Goldman Sachs’ 2026 outlook reflects measured optimism toward global equity markets. According to the bank’s latest projections, global stocks are expected to deliver total returns of approximately 11% over the next year, including dividends. The forecast is based on consensus estimates as of early January 2026 and assumes a backdrop of moderate economic growth, easing interest-rate pressures, and resilient corporate earnings.

Rather than signaling a sharp equity rally, the outlook points to a market environment where equities continue to outperform bonds, particularly for long-term investors willing to tolerate selective volatility.

United States: High Targets, Realistic Expectations

The S&P 500 is assigned a price target of 7,600, implying an expected total return of roughly 11% in USD terms. Goldman’s view is supported by continued earnings growth, especially in technology, industrials, and financial services. However, the bank notes that valuations are no longer cheap, suggesting that future returns are more likely to come from earnings expansion rather than multiple expansion.

Europe: Moderate Returns with Currency Tailwinds

Europe’s STOXX 600 is projected to generate a total return of around 7% in local currency, but approximately 13% in USD terms. The difference reflects expectations for euro appreciation against the dollar. European equities benefit from relatively attractive valuations and higher dividend yields, though slower economic growth remains a structural headwind compared to the U.S.

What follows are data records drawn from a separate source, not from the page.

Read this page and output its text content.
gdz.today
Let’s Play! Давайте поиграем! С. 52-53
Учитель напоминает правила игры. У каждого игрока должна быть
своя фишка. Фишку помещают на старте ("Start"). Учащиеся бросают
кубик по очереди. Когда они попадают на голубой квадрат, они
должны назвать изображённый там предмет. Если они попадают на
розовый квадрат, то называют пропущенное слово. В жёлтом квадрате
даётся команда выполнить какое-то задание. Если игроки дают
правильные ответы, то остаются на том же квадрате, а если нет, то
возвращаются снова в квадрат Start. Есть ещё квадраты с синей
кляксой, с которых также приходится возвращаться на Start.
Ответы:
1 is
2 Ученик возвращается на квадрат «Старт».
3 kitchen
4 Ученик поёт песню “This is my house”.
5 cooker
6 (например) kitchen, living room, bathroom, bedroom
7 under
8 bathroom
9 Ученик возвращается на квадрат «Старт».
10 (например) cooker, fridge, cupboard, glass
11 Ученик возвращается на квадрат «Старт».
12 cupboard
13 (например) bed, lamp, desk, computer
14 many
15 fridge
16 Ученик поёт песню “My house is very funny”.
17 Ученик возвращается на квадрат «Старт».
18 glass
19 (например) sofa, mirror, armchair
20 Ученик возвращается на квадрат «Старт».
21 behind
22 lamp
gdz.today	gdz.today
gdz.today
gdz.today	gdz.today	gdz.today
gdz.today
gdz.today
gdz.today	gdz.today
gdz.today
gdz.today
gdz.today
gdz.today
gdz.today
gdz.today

Asia: A Clear Split Between Japan and the Rest

In Japan, the TOPIX index carries a more modest return forecast of about 4% in yen terms and roughly 7% in USD. This conservative outlook reflects expectations of stable but unspectacular earnings growth and a cautious monetary policy stance.

By contrast, Asia Pacific ex-Japan stands out with an estimated total return of 12%. The region benefits from stronger growth dynamics, technology exposure, and domestic consumption trends, positioning it as one of the most attractive equity regions heading into 2026.

Bottom Line: Equities Remain Central, but Selectivity Matters

Goldman Sachs’ projections reinforce the view that equities should remain a core component of global portfolios in 2026. That said, this is no longer a broad-based rally environment. Geographic diversification, currency awareness, earnings quality, and disciplined risk management are expected to play a much larger role in driving returns.

In short, 2026 looks less like a “buy everything” year and more like a market that rewards thoughtful positioning and long-term strategy.